Lautaro Martinez, Inter

L’Inter non fa sconti e travolge il Venezia 5-1 a San Siro, conquistando un posto nei quarti di finale di Coppa Italia, dove affronterà la vincente di RomaTorino. Una prestazione autoritaria, ricca di qualità offensiva e impreziosita dal ritorno al gol di Andy Diouf, alla sua prima marcatura in nerazzurro. Per la squadra di Cristian Chivu è un successo che conferma continuità, profondità di rosa e una maturità nella gestione delle partite che nelle ultime settimane era diventata marchio di fabbrica.

L’avvio è tutto a tinte nerazzurre: con un turnover ragionato, il tecnico schiera il 3-5-2 con Diouf e Luis Henrique sugli esterni e la coppia Esposito–Thuram in attacco. La gara si sblocca al 18’, quando Diouf – alla prima da titolare – approfitta dell’assistenza perfetta di Frattesi e firma il suo primo gol con la maglia dell’Inter. È una rete speciale anche per i numeri: il francese non segnava in una gara ufficiale dal 6 ottobre 2024, ai tempi del Lens.

Passano appena due minuti e i nerazzurri raddoppiano grazie a un destro potentissimo di Pio Esposito, che firma il 2-0 e raggiunge un traguardo storico: è infatti il primo giocatore dell’Inter a segnare in quattro competizioni diverse nella stessa stagione — Serie A, Champions League, Coppa Italia e Mondiale per Club. Al 34’ arriva anche il tris firmato da Thuram, che lascia partire una conclusione da fuori area e trova il 3-0, riportando l’Inter a realizzare due gol dalla distanza in una gara di Coppa Italia per la prima volta dal 2016.

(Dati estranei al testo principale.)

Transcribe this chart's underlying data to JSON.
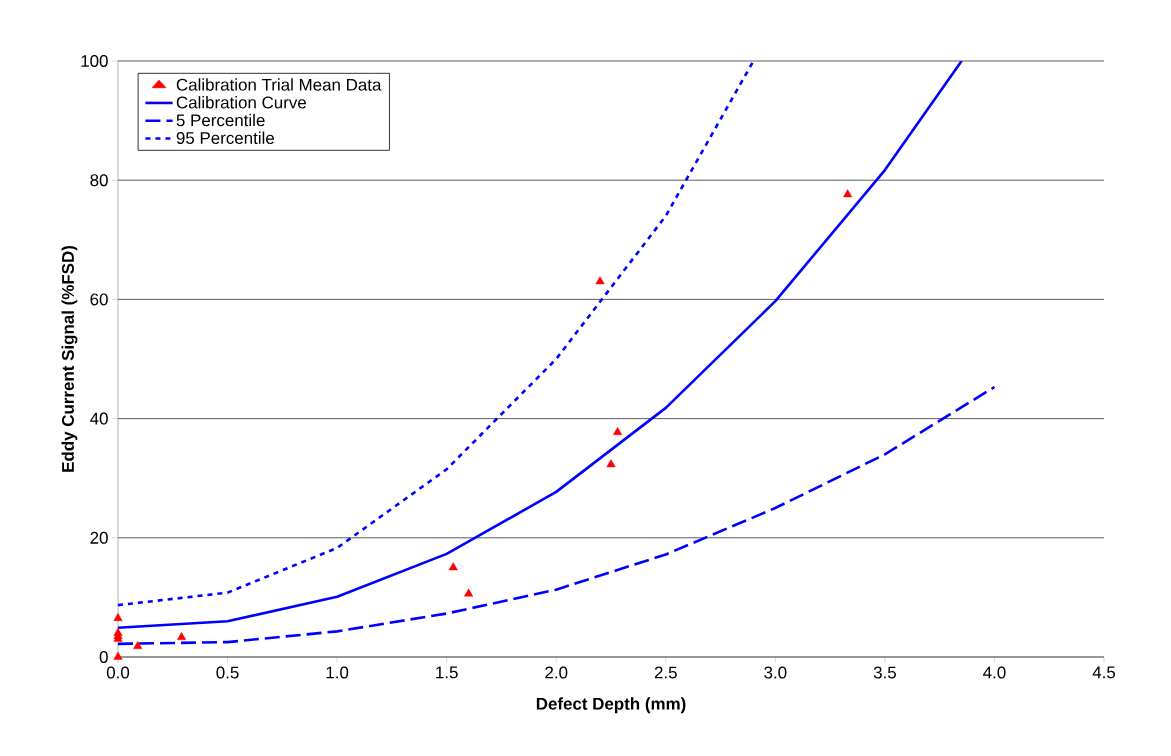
{
  "chart_data": {
    "type": "line",
    "xlabel": "Defect Depth (mm)",
    "ylabel": "Eddy Current Signal (%FSD)",
    "xlim": [
      0,
      4.5
    ],
    "ylim": [
      0,
      100
    ],
    "xticks": [
      {
        "value": 0,
        "label": "0.0"
      },
      {
        "value": 0.5,
        "label": "0.5"
      },
      {
        "value": 1,
        "label": "1.0"
      },
      {
        "value": 1.5,
        "label": "1.5"
      },
      {
        "value": 2,
        "label": "2.0"
      },
      {
        "value": 2.5,
        "label": "2.5"
      },
      {
        "value": 3,
        "label": "3.0"
      },
      {
        "value": 3.5,
        "label": "3.5"
      },
      {
        "value": 4,
        "label": "4.0"
      },
      {
        "value": 4.5,
        "label": "4.5"
      }
    ],
    "yticks": [
      0,
      20,
      40,
      60,
      80,
      100
    ],
    "grid": "y",
    "legend": "top left",
    "series": [
      {
        "name": "Calibration Trial Mean Data",
        "type": "scatter",
        "marker": "triangle",
        "color": "#ff0000",
        "x": [
          0,
          0,
          0,
          0,
          0,
          0.09,
          0.29,
          1.53,
          1.6,
          2.2,
          2.25,
          2.28,
          3.33
        ],
        "values": [
          0,
          3,
          3.5,
          4,
          6.5,
          1.8,
          3.3,
          15,
          10.6,
          63,
          32.3,
          37.7,
          77.6
        ]
      },
      {
        "name": "Calibration Curve",
        "line_style": "solid",
        "color": "#0000ff",
        "x": [
          0,
          0.5,
          1,
          1.5,
          2,
          2.5,
          3,
          3.5,
          3.85
        ],
        "values": [
          4.9,
          6,
          10.1,
          17.3,
          27.7,
          41.8,
          59.7,
          81.7,
          100
        ]
      },
      {
        "name": "5 Percentile",
        "line_style": "dashed",
        "color": "#0000ff",
        "x": [
          0,
          0.5,
          1,
          1.5,
          2,
          2.5,
          3,
          3.5,
          4
        ],
        "values": [
          2.2,
          2.5,
          4.3,
          7.3,
          11.3,
          17.2,
          25,
          34,
          45.3
        ]
      },
      {
        "name": "95 Percentile",
        "line_style": "dotted",
        "color": "#0000ff",
        "x": [
          0,
          0.5,
          1,
          1.5,
          2,
          2.5,
          2.9
        ],
        "values": [
          8.7,
          10.8,
          18.3,
          31.5,
          50,
          74,
          100
        ]
      }
    ]
  }
}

Nella ripresa Chivu cambia subito, inserendo Mkhitaryan per Zielinski, ma lo spartito non cambia: l’Inter continua a spingere e al 51’ Thuram firma la doppietta personale con un colpo di testa su assist di Frattesi, autore di una serata eccezionale con due passaggi vincenti — non gli era mai successo in carriera.

Sul 4-0 l’Inter allenta inevitabilmente il ritmo e il Venezia trova il gol della bandiera con Sagrado al 66’, complice anche una deviazione di Carlos Augusto. Una rete che non incide sulla partita, perché dieci minuti più tardi Ange-Yoan Bonny — uno dei giocatori più incisivi del panorama Serie A negli ultimi mesi con 10 partecipazioni-gol dall’inizio di agosto — firma un capolavoro sotto l’incrocio che vale il definitivo 5-1.

Nel finale c’è spazio anche per i giovani Cocchi, Spinaccè e Bovo, con l’Inter che gestisce la gara con serenità fino al triplice fischio. Per i nerazzurri è una vittoria che riporta numeri importanti: sette successi nelle ultime otto gare casalinghe e una nuova conferma della straordinaria efficienza offensiva del reparto avanzato.

Con il pass per i quarti in tasca, l’Inter può ora guardare con fiducia ai prossimi impegni, ben più probanti, contro Como e soprattutto Liverpool. Per il Venezia resta invece l’orgoglio di una serata difficile ma utile per crescere, al cospetto di una squadra in piena salute e con ambizioni importanti.